U.W.: Actors and historical characters speak six languages in the film. Is this an attempt at political tolerance or the historical diversity of the Silver Land?

I’d say it’s the latter. To feel the true spirit of Zakarpattia, you have to hear the languages spread among its multi-ethnic population. At that point, Carpatho-Ukraine was inhabited by various nations and peoples. We wanted to show that in the film by portraying the common human factor rather than showing a conflict of one nation against another. People from one village would go to different churches yet helped each other in the meantime, appreciating a good attitude to work most of all. I think this could be a good model for the modern Ukraine. Back then, ethnic animosity was exportedby external regimes who were preoccupied with the idea of conquering other territories.


The film Silver Land shows the interwar history of Zakarpattia as part of Czechoslovakia. From 1919 to 1939, Zakarpattia experienced a national and cultural renaissance that peaked in the autonomous Carpatho-Ukraine in the post-Munich Czechoslovakia Agreement. After the federation collapsed, the Carpatho-Ukraine ‘Seim’, the parliament, declared its independence and approved Ukrainian national symbols, yet no country in the world recognized the newly-declared republic, while neighbouring Hungary launched an occupation of Carpatho-Ukraine. The resistance of Carpatho-Ukraine defenders was the first armed revolt against the Hitler coalition’s plans in Central and Eastern Europe. 


Taras Khymych

Ukrainian painter, film and music video director

Born in 1976 in Lviv, Taras Khymych went to Lviv Academy of Arts.
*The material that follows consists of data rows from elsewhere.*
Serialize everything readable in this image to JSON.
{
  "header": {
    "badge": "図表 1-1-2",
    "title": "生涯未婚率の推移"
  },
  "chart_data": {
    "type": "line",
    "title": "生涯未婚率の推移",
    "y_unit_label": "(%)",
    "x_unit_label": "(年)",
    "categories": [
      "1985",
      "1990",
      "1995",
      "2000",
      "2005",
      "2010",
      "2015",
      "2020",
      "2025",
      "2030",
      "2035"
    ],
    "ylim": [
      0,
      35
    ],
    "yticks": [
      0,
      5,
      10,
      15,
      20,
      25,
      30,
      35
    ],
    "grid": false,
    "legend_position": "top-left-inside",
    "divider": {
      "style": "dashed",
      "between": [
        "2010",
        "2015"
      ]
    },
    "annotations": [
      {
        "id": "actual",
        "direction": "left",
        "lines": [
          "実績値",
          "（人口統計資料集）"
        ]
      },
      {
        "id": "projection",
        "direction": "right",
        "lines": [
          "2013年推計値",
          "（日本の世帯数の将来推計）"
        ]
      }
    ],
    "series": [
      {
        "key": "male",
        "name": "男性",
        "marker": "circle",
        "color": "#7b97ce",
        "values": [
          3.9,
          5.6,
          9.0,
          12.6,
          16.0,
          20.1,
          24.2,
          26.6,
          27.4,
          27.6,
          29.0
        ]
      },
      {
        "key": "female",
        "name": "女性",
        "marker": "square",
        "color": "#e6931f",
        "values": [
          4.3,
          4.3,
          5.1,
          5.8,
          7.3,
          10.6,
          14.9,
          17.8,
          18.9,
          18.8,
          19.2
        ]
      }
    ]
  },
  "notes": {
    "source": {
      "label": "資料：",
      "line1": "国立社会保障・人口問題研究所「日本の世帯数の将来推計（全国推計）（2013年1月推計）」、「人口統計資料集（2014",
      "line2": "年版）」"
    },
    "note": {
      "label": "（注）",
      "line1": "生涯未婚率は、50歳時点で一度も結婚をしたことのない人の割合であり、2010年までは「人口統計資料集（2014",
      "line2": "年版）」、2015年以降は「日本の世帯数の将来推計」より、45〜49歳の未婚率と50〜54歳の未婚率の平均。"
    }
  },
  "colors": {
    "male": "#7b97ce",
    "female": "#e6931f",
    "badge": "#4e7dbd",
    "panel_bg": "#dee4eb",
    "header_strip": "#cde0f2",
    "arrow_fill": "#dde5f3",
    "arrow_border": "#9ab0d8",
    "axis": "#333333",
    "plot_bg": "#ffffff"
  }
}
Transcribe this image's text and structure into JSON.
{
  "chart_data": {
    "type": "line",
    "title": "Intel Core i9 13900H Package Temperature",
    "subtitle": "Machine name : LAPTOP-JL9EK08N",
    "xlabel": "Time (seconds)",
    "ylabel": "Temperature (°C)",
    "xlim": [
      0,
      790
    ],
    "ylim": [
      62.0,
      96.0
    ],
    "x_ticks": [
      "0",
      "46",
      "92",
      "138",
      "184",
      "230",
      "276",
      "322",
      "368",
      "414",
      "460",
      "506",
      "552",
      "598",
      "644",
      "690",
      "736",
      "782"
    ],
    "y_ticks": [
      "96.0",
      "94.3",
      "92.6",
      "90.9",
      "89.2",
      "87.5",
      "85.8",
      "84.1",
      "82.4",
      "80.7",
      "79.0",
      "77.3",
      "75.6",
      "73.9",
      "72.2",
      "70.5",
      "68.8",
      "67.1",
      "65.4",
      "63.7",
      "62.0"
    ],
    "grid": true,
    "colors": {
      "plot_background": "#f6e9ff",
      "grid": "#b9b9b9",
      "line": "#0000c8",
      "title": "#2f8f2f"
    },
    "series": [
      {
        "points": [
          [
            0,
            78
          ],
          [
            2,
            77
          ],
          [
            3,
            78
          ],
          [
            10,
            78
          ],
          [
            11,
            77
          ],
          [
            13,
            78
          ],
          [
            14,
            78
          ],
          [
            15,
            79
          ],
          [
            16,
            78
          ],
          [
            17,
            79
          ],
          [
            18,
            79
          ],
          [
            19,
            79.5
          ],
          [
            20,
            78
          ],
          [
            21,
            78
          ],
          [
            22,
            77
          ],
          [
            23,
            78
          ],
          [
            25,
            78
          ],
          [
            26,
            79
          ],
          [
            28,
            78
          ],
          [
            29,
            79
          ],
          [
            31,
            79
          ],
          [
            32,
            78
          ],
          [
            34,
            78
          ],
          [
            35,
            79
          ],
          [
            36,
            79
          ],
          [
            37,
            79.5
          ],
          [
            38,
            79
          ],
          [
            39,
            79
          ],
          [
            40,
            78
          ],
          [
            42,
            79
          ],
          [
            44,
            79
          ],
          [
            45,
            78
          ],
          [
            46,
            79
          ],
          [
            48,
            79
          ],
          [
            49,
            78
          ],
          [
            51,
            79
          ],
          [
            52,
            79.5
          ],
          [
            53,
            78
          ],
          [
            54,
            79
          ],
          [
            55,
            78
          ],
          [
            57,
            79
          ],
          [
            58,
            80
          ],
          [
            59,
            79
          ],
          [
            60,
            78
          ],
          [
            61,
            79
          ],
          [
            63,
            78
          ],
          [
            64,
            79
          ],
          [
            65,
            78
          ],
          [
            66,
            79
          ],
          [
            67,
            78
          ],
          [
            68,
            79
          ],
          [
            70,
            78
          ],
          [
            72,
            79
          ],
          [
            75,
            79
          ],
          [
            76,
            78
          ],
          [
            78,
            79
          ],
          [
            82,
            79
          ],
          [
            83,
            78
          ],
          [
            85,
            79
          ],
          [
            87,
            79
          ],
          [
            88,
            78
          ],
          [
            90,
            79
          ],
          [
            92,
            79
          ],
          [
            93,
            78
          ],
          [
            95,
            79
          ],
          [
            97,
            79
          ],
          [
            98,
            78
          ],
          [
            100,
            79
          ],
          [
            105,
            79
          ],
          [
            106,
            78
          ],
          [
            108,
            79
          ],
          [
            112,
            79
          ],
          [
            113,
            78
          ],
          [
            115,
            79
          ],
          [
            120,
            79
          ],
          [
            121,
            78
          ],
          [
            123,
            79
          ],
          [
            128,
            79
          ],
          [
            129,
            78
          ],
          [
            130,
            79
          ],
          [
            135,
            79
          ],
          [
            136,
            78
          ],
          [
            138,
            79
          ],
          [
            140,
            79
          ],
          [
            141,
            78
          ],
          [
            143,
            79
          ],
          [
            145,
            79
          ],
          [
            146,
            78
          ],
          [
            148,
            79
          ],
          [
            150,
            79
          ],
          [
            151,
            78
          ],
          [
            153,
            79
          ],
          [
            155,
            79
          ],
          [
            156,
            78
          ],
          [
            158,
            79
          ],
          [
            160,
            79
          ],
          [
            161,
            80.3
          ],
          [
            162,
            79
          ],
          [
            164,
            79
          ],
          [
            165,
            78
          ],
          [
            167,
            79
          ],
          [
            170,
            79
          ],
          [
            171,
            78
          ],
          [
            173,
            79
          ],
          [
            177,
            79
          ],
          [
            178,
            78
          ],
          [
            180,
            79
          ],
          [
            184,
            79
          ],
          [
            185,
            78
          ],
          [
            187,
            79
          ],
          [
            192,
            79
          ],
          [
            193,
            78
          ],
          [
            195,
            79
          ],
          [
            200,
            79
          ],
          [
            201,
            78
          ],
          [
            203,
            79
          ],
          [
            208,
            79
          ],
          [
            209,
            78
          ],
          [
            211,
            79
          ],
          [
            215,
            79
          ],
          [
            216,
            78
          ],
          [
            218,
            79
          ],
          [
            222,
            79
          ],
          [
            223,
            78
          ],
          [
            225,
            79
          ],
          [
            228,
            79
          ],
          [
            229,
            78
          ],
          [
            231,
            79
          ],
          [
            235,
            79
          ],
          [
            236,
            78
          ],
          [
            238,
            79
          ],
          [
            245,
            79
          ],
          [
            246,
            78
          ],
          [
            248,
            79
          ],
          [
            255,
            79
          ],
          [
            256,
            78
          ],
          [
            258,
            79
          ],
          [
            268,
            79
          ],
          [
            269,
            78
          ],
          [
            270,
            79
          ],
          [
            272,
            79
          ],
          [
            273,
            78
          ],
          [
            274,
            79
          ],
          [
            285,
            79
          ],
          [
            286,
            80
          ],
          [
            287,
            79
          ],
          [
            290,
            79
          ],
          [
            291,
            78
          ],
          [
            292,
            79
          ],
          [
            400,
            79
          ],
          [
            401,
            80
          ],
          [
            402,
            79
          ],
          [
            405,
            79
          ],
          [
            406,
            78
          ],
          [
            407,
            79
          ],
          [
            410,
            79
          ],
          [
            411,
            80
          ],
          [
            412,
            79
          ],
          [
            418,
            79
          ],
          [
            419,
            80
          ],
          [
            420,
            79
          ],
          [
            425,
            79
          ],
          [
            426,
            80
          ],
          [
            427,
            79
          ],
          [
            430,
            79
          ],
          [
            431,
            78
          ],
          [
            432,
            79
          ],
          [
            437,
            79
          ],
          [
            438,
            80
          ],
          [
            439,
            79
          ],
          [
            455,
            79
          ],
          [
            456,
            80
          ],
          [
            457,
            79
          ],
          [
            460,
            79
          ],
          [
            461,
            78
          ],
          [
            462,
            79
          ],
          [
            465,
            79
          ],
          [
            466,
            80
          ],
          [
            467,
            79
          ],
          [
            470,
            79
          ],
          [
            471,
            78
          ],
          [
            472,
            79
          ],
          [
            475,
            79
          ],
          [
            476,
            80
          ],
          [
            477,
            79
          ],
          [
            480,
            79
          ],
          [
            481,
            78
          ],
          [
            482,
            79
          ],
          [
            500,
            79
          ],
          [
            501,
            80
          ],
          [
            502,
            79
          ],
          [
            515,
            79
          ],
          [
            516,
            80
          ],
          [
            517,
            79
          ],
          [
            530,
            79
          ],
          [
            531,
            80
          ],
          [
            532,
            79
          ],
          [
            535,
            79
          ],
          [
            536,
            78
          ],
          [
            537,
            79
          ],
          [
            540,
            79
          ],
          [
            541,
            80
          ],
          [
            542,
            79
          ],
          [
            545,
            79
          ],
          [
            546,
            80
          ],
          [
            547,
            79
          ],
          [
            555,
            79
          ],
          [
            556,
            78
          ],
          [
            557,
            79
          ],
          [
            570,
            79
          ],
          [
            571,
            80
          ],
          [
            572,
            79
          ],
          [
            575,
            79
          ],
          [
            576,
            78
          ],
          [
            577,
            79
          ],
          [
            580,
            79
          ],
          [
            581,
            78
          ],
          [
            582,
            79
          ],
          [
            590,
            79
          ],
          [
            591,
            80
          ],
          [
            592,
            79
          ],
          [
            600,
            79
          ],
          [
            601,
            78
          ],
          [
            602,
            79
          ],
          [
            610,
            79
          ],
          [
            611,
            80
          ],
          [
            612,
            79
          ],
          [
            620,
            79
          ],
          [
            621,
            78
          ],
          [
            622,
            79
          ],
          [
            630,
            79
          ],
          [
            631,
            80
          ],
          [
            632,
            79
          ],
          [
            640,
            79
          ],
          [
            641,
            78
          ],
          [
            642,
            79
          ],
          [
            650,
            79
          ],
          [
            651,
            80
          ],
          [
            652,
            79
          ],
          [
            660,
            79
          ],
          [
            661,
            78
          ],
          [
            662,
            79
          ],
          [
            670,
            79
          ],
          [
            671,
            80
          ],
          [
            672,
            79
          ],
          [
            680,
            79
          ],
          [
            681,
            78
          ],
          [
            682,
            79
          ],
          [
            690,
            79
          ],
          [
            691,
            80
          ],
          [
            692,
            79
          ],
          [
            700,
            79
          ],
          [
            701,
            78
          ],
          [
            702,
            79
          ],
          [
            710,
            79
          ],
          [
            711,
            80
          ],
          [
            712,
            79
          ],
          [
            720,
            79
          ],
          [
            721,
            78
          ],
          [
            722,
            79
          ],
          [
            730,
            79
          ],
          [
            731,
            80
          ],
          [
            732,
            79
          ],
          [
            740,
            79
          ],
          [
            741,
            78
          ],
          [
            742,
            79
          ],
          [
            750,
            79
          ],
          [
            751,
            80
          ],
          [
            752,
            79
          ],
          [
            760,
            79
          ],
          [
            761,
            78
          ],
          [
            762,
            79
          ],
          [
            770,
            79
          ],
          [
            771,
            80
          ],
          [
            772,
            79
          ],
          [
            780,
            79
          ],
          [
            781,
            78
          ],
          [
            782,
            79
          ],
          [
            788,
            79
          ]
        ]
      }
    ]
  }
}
He received a Bachelor of Fine Arts degree at the College of Visual Arts, Minnesota, and later worked as a free-lance designer in the US. In 2001, he returned to Ukraine to work as a music video and documentary film director. He has directed over 50 music videos for some of the top Ukrainian bands, including Skriabin, Tartak, Haydamaky, TNMK, Fleet, Motor’rolla, The Telnyuk Sisters, Ot Vinta and many others. His documentaries on some fragments of 20th century Ukrainian history include Under the Framework of Destiny: The History of the 1st Ukrainian National Army Division, 1943-1945; The Golden September. The Chronicles of Galicia, 1939-1941, and SilverLand. The Chronicles of Carpatho-Ukraine, 1919-1939.